PDDLBCL is related to its nodal counterpart but remains confined to the skin at presentation. It typically shows rapid growth of solitary or multiple nodules and carries an unfavourable prognosis, with 5-year survival rates reported between 41% and 58%.[1] Most cases arise de novo, although transformation from other cutaneous BCL2s can occur. The t(14;18) chromosomal translocation, seen in nodal DLBCL, is suggestive of secondary skin involvement.[2]

The classical IHC profile of PCDLBCL-LT includes positivity for MUM1, BCL2, Forkhead box protein P1, immunoglobulin M and weak BCL6, with negativity for CD10, CD30 and CD5. Variations occur, and occasional cases show CD10 or CD5 expression.
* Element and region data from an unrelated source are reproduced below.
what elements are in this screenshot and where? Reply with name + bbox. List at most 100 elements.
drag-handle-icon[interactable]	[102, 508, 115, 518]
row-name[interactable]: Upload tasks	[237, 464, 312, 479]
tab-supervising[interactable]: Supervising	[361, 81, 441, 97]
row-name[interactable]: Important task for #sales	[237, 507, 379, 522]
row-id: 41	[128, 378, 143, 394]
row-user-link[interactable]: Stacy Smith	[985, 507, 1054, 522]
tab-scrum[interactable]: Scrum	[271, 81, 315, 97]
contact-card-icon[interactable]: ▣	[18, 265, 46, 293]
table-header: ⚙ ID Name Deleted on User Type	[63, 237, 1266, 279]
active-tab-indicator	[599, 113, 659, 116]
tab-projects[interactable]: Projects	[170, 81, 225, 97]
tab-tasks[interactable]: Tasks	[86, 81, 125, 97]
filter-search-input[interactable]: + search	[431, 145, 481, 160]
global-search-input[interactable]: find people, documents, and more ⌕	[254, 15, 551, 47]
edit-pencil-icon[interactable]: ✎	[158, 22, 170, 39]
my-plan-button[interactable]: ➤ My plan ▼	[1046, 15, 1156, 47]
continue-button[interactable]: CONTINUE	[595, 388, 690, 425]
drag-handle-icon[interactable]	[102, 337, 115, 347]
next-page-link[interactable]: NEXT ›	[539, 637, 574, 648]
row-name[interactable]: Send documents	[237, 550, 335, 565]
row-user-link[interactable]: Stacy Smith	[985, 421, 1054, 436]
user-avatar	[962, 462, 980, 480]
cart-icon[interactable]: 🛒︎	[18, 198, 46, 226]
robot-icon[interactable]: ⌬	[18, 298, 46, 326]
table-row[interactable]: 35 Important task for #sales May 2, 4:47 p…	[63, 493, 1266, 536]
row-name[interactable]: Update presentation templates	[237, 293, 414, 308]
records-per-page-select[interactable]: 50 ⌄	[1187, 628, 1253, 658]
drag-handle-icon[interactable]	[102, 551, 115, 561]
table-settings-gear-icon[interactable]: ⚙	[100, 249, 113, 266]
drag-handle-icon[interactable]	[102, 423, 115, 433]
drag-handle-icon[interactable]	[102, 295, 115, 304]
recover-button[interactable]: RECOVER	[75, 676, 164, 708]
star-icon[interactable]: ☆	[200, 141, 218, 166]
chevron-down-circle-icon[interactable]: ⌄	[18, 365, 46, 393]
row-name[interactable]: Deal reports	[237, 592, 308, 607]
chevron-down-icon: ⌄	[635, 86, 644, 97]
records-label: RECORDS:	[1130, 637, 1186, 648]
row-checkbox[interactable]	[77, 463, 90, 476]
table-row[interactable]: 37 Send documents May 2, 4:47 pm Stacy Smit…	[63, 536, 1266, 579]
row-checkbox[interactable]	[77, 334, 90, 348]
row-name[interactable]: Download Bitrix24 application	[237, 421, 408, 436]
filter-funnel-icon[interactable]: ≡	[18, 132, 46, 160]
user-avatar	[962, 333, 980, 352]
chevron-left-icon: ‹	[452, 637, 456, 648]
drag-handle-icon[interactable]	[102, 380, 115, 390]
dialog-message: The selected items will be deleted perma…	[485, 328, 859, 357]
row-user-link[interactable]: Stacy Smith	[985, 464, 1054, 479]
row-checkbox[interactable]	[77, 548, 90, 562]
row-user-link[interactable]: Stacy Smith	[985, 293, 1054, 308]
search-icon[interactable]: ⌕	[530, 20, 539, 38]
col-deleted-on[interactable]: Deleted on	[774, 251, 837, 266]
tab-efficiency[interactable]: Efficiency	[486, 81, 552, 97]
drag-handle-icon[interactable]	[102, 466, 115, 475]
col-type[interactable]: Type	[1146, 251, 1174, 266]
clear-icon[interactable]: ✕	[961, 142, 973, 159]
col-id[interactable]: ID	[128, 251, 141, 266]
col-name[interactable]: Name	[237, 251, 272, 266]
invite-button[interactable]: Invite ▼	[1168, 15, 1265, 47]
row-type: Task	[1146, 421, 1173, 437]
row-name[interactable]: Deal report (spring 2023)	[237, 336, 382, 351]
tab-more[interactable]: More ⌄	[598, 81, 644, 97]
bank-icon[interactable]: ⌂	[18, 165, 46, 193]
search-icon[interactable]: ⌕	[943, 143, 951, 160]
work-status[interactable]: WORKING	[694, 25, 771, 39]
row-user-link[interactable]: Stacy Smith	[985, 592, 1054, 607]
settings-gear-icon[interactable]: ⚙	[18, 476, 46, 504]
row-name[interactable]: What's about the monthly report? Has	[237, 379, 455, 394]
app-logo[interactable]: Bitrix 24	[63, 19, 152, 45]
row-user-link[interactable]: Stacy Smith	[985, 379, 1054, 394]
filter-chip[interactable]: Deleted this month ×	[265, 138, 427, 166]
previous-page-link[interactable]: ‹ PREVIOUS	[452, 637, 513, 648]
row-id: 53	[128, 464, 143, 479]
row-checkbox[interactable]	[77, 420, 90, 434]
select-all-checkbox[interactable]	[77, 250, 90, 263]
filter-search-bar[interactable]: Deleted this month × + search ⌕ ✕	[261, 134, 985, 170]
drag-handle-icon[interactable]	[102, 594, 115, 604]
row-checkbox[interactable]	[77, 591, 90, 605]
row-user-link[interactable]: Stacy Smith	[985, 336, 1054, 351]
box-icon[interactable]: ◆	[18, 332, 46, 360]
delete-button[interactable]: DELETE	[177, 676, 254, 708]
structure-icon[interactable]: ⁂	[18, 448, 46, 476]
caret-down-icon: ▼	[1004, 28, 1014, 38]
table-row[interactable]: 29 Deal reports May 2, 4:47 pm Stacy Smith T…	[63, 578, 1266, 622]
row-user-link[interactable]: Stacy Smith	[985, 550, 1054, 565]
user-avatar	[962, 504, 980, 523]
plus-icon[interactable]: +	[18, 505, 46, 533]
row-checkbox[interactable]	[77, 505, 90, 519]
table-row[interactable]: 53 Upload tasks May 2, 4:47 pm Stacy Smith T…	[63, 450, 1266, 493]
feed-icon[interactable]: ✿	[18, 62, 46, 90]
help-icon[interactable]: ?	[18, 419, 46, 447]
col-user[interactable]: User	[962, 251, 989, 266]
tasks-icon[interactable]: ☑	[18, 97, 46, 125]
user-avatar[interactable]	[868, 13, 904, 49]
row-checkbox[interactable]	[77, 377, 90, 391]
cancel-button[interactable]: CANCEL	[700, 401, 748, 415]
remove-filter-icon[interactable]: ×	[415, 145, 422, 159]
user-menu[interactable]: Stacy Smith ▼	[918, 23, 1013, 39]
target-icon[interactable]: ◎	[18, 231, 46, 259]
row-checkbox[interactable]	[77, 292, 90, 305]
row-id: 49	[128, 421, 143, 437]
The Ki-67 index is generally high (>50%).[3] Our patient showed CD5 positivity and lacked MUM1 and BCL6, underscoring that not all cases follow the textbook profile. BCL2 expression remains useful in distinguishing this entity from primary cutaneous follicle centre lymphoma. This case illustrates that clinicopathological correlation is essential, and rigid reliance on an IHC “checklist” can be misleading.
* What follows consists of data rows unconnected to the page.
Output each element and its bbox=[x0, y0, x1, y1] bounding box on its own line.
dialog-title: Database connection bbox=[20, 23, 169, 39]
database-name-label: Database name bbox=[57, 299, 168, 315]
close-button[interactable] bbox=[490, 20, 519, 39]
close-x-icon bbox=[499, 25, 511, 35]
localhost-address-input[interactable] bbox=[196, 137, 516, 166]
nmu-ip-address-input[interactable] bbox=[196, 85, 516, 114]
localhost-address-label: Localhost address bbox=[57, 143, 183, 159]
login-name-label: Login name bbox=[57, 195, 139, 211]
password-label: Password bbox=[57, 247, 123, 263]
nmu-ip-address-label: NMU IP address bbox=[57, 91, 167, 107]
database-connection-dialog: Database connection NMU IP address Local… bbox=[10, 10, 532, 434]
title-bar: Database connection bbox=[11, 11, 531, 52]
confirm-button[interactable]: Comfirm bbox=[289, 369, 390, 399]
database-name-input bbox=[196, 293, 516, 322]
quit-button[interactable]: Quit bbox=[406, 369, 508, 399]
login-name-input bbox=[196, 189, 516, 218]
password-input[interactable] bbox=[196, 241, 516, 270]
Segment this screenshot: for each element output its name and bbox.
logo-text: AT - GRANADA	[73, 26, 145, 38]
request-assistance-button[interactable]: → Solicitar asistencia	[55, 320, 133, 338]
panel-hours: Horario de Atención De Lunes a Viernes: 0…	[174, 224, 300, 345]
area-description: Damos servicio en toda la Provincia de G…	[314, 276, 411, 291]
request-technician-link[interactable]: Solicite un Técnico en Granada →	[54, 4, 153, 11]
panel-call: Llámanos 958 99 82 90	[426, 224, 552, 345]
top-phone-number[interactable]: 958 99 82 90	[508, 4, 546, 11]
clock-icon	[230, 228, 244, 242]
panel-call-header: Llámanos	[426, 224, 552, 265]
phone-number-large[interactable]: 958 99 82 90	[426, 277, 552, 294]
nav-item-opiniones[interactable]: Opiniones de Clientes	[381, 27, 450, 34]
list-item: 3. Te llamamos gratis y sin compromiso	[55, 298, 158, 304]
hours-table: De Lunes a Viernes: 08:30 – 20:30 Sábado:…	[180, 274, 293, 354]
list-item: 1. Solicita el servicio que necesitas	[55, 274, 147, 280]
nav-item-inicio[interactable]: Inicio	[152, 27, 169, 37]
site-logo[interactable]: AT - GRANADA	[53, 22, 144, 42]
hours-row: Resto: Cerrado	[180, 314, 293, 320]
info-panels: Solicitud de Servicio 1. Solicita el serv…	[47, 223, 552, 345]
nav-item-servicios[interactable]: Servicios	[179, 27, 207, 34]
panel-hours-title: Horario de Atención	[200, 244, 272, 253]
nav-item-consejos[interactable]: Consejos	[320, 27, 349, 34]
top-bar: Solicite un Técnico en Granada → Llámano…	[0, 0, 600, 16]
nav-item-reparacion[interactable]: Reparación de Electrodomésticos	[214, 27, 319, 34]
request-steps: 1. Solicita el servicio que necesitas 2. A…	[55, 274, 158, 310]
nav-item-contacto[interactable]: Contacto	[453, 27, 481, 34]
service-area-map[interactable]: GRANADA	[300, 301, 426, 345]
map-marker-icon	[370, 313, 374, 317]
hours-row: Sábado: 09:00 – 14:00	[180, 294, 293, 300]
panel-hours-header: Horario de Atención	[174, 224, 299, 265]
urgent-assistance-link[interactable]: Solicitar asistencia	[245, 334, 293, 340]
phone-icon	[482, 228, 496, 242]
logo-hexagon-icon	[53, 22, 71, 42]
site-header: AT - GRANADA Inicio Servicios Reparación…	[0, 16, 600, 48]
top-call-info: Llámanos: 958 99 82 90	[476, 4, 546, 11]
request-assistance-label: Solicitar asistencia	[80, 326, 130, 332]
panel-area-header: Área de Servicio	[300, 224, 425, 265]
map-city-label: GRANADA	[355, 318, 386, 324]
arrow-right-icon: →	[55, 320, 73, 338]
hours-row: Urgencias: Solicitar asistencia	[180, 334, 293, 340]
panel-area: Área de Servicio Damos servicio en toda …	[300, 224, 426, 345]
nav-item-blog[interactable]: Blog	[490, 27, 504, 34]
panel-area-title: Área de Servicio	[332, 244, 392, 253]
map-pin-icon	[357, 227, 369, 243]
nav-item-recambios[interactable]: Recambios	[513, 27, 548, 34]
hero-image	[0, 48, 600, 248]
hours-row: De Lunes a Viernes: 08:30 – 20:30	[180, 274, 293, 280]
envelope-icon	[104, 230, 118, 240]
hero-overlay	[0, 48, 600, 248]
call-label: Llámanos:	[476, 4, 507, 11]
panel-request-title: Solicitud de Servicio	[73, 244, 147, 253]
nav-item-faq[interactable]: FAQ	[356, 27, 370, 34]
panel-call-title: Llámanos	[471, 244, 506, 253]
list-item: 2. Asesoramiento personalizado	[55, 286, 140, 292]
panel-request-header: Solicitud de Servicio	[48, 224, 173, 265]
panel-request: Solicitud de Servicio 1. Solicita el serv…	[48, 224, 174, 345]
Staging requires exclusion of systemic spread through imaging and bone marrow assessment, and classification depends on nodal involvement above and below the diaphragm, extranodal extension and the presence or absence of B-symptoms.[4] The present case was stage III E A, denoting bilateral nodal disease, local extranodal spread and absence of constitutional symptoms.

The R-CHOP regimen is widely accepted for both nodal DLBCL and PCDLBCL-LT, often with adjunct radiotherapy in localised disease.[5] Most primary cutaneous BCL2s have an indolent course, but PCDLBCL-LT remains an aggressive variant in which early diagnosis and treatment are vital.
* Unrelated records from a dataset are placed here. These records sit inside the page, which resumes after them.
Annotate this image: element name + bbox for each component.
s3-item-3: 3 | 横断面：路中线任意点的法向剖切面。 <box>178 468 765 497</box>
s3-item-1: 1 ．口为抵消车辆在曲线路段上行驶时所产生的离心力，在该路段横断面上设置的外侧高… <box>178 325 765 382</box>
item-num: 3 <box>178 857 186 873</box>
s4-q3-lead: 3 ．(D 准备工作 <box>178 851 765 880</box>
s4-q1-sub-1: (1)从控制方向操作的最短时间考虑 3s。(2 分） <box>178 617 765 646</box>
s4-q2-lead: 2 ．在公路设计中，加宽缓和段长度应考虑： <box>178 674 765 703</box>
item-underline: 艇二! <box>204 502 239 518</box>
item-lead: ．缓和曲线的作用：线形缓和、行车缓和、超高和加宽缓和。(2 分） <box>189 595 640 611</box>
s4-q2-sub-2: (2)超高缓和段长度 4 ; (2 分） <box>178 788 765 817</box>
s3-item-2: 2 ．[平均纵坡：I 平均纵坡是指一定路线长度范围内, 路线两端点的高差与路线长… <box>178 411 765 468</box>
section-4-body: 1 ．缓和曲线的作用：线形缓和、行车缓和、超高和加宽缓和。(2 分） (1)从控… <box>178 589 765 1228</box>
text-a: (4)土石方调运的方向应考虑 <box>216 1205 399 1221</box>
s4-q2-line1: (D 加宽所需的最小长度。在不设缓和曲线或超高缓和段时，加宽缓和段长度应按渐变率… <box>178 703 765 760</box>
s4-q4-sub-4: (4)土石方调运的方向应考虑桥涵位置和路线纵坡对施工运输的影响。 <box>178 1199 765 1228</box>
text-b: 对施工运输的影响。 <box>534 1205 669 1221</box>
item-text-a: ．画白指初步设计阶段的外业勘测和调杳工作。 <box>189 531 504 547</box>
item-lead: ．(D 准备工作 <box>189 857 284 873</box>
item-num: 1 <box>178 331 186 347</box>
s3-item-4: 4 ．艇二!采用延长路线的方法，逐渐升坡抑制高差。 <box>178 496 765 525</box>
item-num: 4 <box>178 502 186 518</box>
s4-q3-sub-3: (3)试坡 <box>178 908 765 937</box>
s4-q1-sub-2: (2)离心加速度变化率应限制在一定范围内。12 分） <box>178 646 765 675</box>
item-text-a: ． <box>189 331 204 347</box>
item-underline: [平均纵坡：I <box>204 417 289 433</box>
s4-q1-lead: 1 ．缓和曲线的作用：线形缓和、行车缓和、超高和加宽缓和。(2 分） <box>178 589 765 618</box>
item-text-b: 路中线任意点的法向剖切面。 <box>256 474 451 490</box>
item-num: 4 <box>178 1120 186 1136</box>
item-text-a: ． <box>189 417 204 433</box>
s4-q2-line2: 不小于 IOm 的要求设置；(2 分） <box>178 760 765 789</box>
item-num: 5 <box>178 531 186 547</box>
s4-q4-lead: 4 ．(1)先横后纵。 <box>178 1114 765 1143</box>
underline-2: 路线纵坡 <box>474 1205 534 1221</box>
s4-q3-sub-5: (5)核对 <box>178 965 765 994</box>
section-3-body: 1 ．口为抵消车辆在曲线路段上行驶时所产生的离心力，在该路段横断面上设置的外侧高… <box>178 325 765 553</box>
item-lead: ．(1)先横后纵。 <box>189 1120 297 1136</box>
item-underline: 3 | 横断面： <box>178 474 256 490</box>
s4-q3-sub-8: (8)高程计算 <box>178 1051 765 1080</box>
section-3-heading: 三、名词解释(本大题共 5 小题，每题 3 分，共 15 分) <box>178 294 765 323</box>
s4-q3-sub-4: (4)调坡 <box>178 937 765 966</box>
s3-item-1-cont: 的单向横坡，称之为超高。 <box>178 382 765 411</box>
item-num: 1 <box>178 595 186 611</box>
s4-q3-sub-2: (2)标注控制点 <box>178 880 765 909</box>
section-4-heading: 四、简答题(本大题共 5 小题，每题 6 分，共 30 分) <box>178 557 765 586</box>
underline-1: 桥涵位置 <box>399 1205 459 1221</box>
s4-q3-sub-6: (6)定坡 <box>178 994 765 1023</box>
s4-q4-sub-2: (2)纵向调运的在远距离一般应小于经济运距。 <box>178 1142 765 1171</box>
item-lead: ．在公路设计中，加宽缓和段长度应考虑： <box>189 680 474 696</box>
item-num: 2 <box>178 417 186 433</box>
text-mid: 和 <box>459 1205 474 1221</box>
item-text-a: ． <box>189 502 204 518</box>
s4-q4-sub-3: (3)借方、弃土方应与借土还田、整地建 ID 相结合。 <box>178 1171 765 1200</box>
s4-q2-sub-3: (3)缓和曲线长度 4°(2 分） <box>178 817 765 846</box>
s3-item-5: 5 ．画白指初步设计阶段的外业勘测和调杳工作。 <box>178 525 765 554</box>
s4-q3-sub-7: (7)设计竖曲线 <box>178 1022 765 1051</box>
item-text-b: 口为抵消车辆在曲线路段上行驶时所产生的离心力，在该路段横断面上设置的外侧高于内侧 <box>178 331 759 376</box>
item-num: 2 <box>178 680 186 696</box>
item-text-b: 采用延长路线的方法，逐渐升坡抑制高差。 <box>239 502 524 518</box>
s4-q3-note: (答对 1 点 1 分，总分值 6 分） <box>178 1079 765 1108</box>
This case highlights the importance of recognising atypical presentations of PCDLBCL-LT, particularly in younger patients, to avoid diagnostic delays. A tailored approach integrating histopathology, immunophenotyping and imaging ensures accurate staging and effective management.

Ethical approval:

Institutional Review Board approval is not required.

Declaration of patient consent:

The authors certify that they have obtained all appropriate patient consent.

Conflicts of interest:

There are no conflicts of interest.

Use of artificial intelligence (AI)-assisted technology for manuscript preparation:

The authors confirm that there was no use of artificial intelligence (AI)-assisted technology for assisting in the writing or editing of the manuscript and no images were manipulated using AI.

Financial support and sponsorship: Nil.